Dremio S3 Compatibilty Mode Unable to read parquet

We are not able to read parquet data stored in S3 Compatible Storage.
We are able to read any other file format (csv, excel, …) stored on OVH openstack Swift storage.
We are using OVH Openstack swift with S3 Compatitlity mode enabled.

Here are the steps to reproduce the issue :

  1. In Dremio UI, add a new Data Lake source, then choose Amazon S3

  2. Provide AWS Access & Secret , then switch to Advanced tab enable Compatibility mode + add extra property under Connection Properties (name:“fs.s3a.endpoint”, value: “s3.bhs.cloud.ovh.net”) and save:

  3. Try setting format & reading a simple CSV file located under the S3 compatible Data lake source - Result Should Work

  4. Try Setting the format for your parquet file - Should work

  5. After Saving the parquet format, try reading the parquet file formatted: This is where the following error will be printed:

I downloaded the Dremio Source code from Git, and tried to get more logs. the following log file provide more details.
dremio-error-read-parquet-s3.zip (3.6 KB)

@asakmedops

Can you try to disable async and try?

Thanks @balaji.ramaswamy it works.

I think this is the solution to all S3 Compatible related issues on the forum.
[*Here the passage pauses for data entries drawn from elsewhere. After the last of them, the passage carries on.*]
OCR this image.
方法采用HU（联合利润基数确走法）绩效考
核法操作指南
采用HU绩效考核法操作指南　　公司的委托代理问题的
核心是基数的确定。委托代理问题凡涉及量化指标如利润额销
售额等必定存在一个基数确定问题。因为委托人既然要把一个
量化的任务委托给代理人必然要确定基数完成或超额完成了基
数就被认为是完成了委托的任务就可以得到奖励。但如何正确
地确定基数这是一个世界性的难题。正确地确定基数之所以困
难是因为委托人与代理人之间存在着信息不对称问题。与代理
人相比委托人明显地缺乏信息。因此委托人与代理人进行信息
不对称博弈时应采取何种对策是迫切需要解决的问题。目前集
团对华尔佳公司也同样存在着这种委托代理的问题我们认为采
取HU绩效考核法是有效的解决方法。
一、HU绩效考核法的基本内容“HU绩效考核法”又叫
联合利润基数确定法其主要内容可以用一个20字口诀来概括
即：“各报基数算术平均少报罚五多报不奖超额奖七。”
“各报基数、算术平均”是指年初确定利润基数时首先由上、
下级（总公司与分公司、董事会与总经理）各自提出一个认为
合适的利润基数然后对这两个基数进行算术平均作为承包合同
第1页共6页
is there a config (xml) to disable async while adding S3 Compatible Obj as distributed storage(fs.s3a.endpoint kind of config) ?

@asakmedops

This is a source level property so afraid not

So the same issue on Distributed storage can’t be fixed at the moment . and that means ONLY AWS S3 & Azure storage can be used as Distributed Storage?

1 Like

@asakmedops To turn off async on reflections add below in dremio.conf on executors
debug.dist.async.enabled: false

Finally works. I tested with latest version 15.0.0

Its not usable in production as distributed store with async off. We had to rollback to Amazon S3. We were getting a lot of timeouts.